Peak system outputs are 160kW and 243Nm. That latter number is quite a bit weaker than a rival German luxury sedan, and the ES 300h isn’t quick. At all. Acceleration is leisurely, with the benchmark 0-100km/h in only 8.9 seconds.

But this Lexus is about relaxed progress. Ride comfort. And low fuel consumption. With its comfort-orientated suspension settings and rolling sensible tyres on 18-inch wheels (instead of cosmetically obsessed 21-inch wheels), the ES 300h is a delightfully relaxing cruiser.

You might have to be a touch more patient and selective when planning those overtaking manoeuvres due to the lack of outright power, but that’s a sacrifice worth making.

The ES 300h’s smoothness and refinement in most driving scenarios are terrifically rewarding. And an antithesis to the performance-obsessed suspension and throttle settings, that frequently bedevil most German luxury sedans. Rendering them a quiet compromised driving experience, tramlining across road surface imperfections and lunging forward, awkwardly, at low speeds, due to the throttle hyper-sensitivity.

Light on fuel too, which is its purpose, consuming less than 6l/100km in ideal driving conditions.

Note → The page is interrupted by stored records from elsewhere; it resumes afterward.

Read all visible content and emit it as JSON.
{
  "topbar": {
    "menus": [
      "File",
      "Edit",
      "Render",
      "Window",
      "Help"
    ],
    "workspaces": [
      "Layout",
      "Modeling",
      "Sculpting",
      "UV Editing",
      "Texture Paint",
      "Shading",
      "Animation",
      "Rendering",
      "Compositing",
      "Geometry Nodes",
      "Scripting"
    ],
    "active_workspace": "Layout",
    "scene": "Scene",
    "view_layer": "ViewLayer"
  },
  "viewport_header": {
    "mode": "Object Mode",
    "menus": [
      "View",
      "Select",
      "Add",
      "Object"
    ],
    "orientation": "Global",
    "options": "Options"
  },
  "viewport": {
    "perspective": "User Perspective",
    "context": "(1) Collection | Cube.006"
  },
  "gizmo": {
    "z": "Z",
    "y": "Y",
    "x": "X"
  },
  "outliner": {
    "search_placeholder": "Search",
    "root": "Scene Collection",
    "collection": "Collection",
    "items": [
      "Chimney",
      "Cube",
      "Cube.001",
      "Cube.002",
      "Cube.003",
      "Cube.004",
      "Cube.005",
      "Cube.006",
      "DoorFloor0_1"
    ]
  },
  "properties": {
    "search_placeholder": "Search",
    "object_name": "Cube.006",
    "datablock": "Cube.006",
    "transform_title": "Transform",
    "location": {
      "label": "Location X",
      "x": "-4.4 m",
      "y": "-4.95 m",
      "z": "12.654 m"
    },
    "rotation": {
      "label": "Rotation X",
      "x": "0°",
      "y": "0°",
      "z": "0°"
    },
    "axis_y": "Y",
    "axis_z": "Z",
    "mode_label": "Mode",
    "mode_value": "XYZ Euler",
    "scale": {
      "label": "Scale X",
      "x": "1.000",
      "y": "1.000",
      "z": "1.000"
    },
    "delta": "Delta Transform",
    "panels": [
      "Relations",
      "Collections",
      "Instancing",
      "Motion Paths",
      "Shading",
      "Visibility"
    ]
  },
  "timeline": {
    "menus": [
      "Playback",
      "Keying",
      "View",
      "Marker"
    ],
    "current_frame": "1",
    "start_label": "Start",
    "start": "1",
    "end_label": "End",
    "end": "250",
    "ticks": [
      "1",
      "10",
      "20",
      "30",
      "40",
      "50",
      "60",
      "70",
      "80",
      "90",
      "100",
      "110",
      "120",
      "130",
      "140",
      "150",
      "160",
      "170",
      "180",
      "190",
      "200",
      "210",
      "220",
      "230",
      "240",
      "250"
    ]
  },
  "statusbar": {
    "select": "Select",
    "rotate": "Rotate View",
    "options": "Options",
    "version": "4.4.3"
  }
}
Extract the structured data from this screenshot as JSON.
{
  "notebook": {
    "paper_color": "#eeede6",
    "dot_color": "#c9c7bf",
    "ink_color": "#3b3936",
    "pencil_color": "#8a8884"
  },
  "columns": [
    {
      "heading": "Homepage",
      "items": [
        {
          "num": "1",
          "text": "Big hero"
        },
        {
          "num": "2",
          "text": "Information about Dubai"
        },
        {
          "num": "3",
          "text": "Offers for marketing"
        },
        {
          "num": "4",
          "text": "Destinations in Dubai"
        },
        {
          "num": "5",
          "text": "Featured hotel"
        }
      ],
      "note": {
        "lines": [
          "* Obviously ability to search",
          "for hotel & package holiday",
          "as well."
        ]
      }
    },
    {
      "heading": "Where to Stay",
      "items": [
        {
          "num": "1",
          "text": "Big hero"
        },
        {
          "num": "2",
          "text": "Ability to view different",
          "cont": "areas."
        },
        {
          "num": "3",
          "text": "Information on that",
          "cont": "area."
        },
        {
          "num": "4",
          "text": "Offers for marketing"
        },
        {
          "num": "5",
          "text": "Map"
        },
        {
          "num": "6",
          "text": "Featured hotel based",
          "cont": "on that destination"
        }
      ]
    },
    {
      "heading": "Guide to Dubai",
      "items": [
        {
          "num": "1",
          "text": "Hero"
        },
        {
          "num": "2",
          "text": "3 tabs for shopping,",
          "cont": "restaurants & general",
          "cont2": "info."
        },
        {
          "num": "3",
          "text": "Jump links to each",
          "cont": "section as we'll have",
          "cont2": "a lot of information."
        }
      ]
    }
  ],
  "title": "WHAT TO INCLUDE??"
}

An unhurried approach to luxury driving

The ES 300h doesn’t have the overtaking acceleration of a German turbocharged rival. But it rides with greater composure and comfort on South Africa’s mixed assortment of road surfaces. There’s little arguing with the benefit of its hybridised powertrain, either, delivering consistently low fuel consumption, especially during energy-taxing urban drives, in traffic.

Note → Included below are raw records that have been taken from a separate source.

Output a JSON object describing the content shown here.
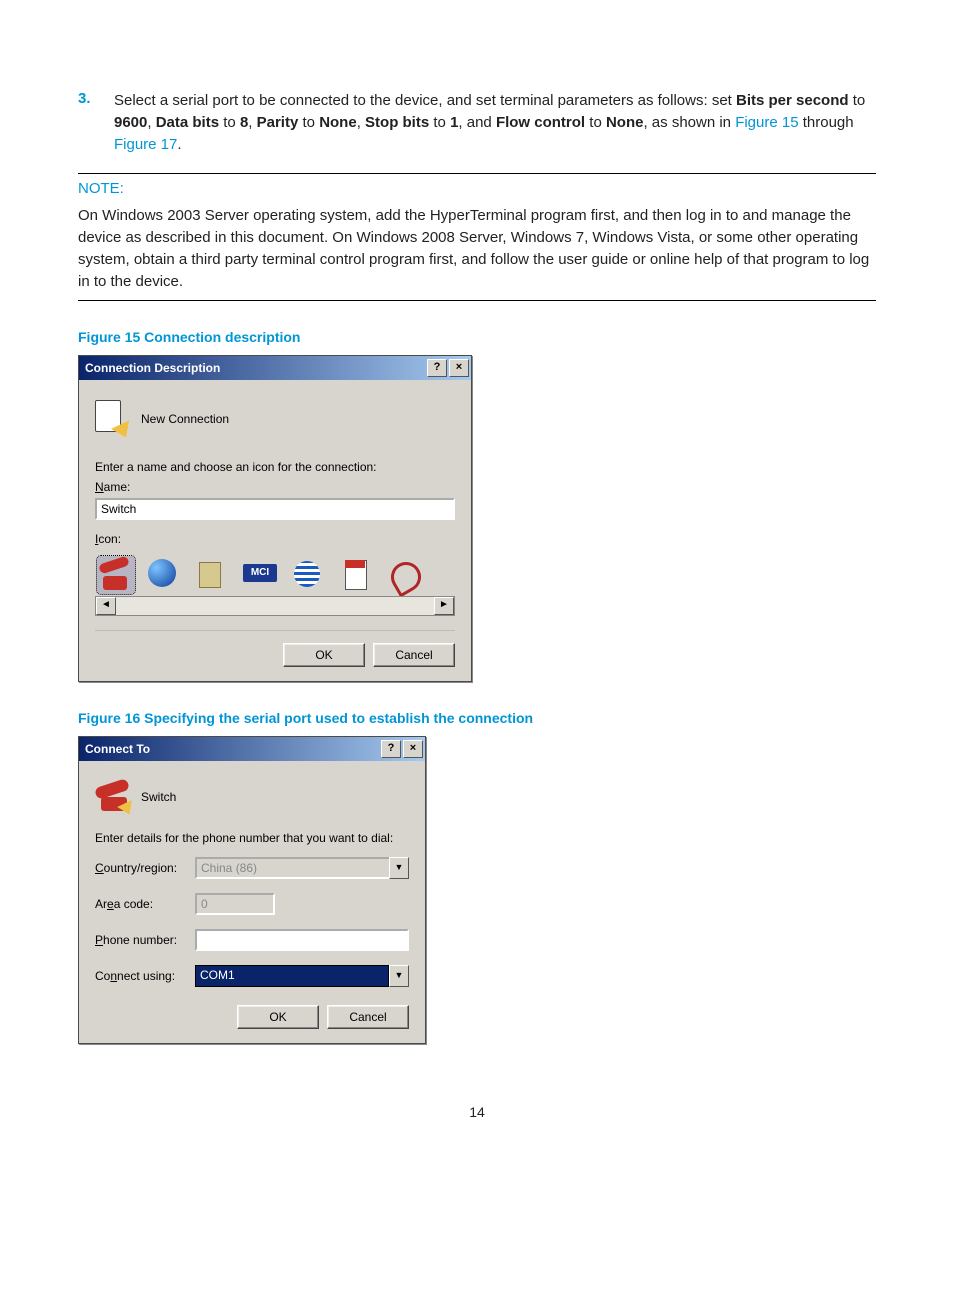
{
  "step": {
    "number": "3.",
    "text_parts": {
      "p1": "Select a serial port to be connected to the device, and set terminal parameters as follows: set ",
      "b1": "Bits per second",
      "p2": " to ",
      "b2": "9600",
      "p3": ", ",
      "b3": "Data bits",
      "p4": " to ",
      "b4": "8",
      "p5": ", ",
      "b5": "Parity",
      "p6": " to ",
      "b6": "None",
      "p7": ", ",
      "b7": "Stop bits",
      "p8": " to ",
      "b8": "1",
      "p9": ", and ",
      "b9": "Flow control",
      "p10": " to ",
      "b10": "None",
      "p11": ", as shown in ",
      "link1": "Figure 15",
      "p12": " through ",
      "link2": "Figure 17",
      "p13": "."
    }
  },
  "note": {
    "label": "NOTE:",
    "body": "On Windows 2003 Server operating system, add the HyperTerminal program first, and then log in to and manage the device as described in this document. On Windows 2008 Server, Windows 7, Windows Vista, or some other operating system, obtain a third party terminal control program first, and follow the user guide or online help of that program to log in to the device."
  },
  "figure15": {
    "caption": "Figure 15 Connection description",
    "title": "Connection Description",
    "help_btn": "?",
    "close_btn": "×",
    "new_conn_label": "New Connection",
    "prompt": "Enter a name and choose an icon for the connection:",
    "name_label_u": "N",
    "name_label_rest": "ame:",
    "name_value": "Switch",
    "icon_label_u": "I",
    "icon_label_rest": "con:",
    "scroll_left": "◄",
    "scroll_right": "►",
    "ok": "OK",
    "cancel": "Cancel"
  },
  "figure16": {
    "caption": "Figure 16 Specifying the serial port used to establish the connection",
    "title": "Connect To",
    "help_btn": "?",
    "close_btn": "×",
    "switch_label": "Switch",
    "prompt": "Enter details for the phone number that you want to dial:",
    "country_label_u": "C",
    "country_label_rest": "ountry/region:",
    "country_value": "China (86)",
    "area_label_pre": "Ar",
    "area_label_u": "e",
    "area_label_rest": "a code:",
    "area_value": "0",
    "phone_label_u": "P",
    "phone_label_rest": "hone number:",
    "phone_value": "",
    "connect_label_pre": "Co",
    "connect_label_u": "n",
    "connect_label_rest": "nect using:",
    "connect_value": "COM1",
    "combo_arrow": "▼",
    "ok": "OK",
    "cancel": "Cancel"
  },
  "page_number": "14"
}
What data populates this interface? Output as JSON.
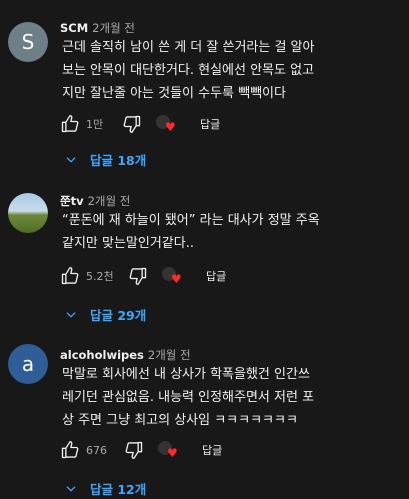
{
  "comments": [
    {
      "author": "SCM",
      "time": "2개월 전",
      "avatar_letter": "S",
      "lines": [
        "근데 솔직히 남이 쓴 게 더 잘 쓴거라는 걸 알아",
        "보는 안목이 대단한거다. 현실에선 안목도 없고",
        "지만 잘난줄 아는 것들이 수두룩 빽빽이다"
      ],
      "likes": "1만",
      "reply_label": "답글",
      "replies_label": "답글 18개"
    },
    {
      "author": "쭌tv",
      "time": "2개월 전",
      "lines": [
        "“푼돈에 재 하늘이 됐어” 라는 대사가 정말 주옥",
        "같지만 맞는말인거같다.."
      ],
      "likes": "5.2천",
      "reply_label": "답글",
      "replies_label": "답글 29개"
    },
    {
      "author": "alcoholwipes",
      "time": "2개월 전",
      "avatar_letter": "a",
      "lines": [
        "막말로 회사에선 내 상사가 학폭을했건 인간쓰",
        "레기던 관심없음. 내능력 인정해주면서 저런 포",
        "상 주면 그냥 최고의 상사임 ㅋㅋㅋㅋㅋㅋㅋ"
      ],
      "likes": "676",
      "reply_label": "답글",
      "replies_label": "답글 12개"
    }
  ],
  "icons": {
    "like": "thumb-up-icon",
    "dislike": "thumb-down-icon",
    "creator_heart": "creator-heart-icon",
    "expand": "chevron-down-icon"
  },
  "colors": {
    "background": "#181818",
    "link": "#3ea6ff",
    "heart": "#ff2a2a"
  }
}
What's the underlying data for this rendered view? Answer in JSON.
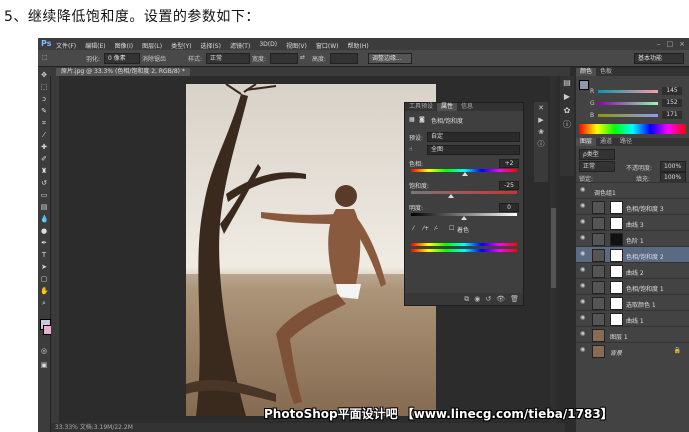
{
  "caption": "5、继续降低饱和度。设置的参数如下：",
  "ps": {
    "logo": "Ps",
    "menus": [
      "文件(F)",
      "编辑(E)",
      "图像(I)",
      "图层(L)",
      "类型(Y)",
      "选择(S)",
      "滤镜(T)",
      "3D(D)",
      "视图(V)",
      "窗口(W)",
      "帮助(H)"
    ],
    "options": {
      "feather_label": "羽化:",
      "feather_value": "0 像素",
      "antialias_label": "消除锯齿",
      "style_label": "样式:",
      "style_value": "正常",
      "width_label": "宽度:",
      "height_label": "高度:",
      "refine_button": "调整边缘...",
      "workspace": "基本功能"
    },
    "document_tab": "原片.jpg @ 33.3% (色相/饱和度 2, RGB/8) *",
    "status_text": "33.33%    文档:3.19M/22.2M",
    "properties": {
      "tabs": [
        "工具预设",
        "属性",
        "信息"
      ],
      "active_tab": "属性",
      "title": "色相/饱和度",
      "preset_label": "预设:",
      "preset_value": "自定",
      "channel_value": "全图",
      "hue_label": "色相:",
      "hue_value": "+2",
      "saturation_label": "饱和度:",
      "saturation_value": "-25",
      "lightness_label": "明度:",
      "lightness_value": "0",
      "colorize_label": "着色"
    },
    "color_panel": {
      "tabs": [
        "颜色",
        "色板"
      ],
      "channels": [
        {
          "name": "R",
          "value": "145"
        },
        {
          "name": "G",
          "value": "152"
        },
        {
          "name": "B",
          "value": "171"
        }
      ]
    },
    "layers_panel": {
      "tabs": [
        "图层",
        "通道",
        "路径"
      ],
      "kind_label": "ρ类型",
      "blend_mode": "正常",
      "opacity_label": "不透明度:",
      "opacity_value": "100%",
      "lock_label": "锁定:",
      "fill_label": "填充:",
      "fill_value": "100%",
      "layers": [
        {
          "name": "调色组1",
          "selected": false
        },
        {
          "name": "色相/饱和度 3",
          "selected": false
        },
        {
          "name": "曲线 3",
          "selected": false
        },
        {
          "name": "色阶 1",
          "selected": false
        },
        {
          "name": "色相/饱和度 2",
          "selected": true
        },
        {
          "name": "曲线 2",
          "selected": false
        },
        {
          "name": "色相/饱和度 1",
          "selected": false
        },
        {
          "name": "选取颜色 1",
          "selected": false
        },
        {
          "name": "曲线 1",
          "selected": false
        },
        {
          "name": "图层 1",
          "selected": false
        },
        {
          "name": "背景",
          "selected": false
        }
      ]
    }
  },
  "watermark": "PhotoShop平面设计吧 【www.linecg.com/tieba/1783】",
  "colors": {
    "ui_dark": "#2b2b2b",
    "panel": "#434343",
    "selection": "#5a6a82"
  }
}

And then there’s the quality metric. Most luxury cars have become disposable items, taxed off the road in a few years.

The ES 300h feels like a generational car. Something that could happily be driven for more than a decade. Or even inherited by children. And that can’t be said for most modern German luxury cars, which can become a nightmare to maintain and keep running once they crest 100 000km.

The Lexus ES 300h prices at R948 400.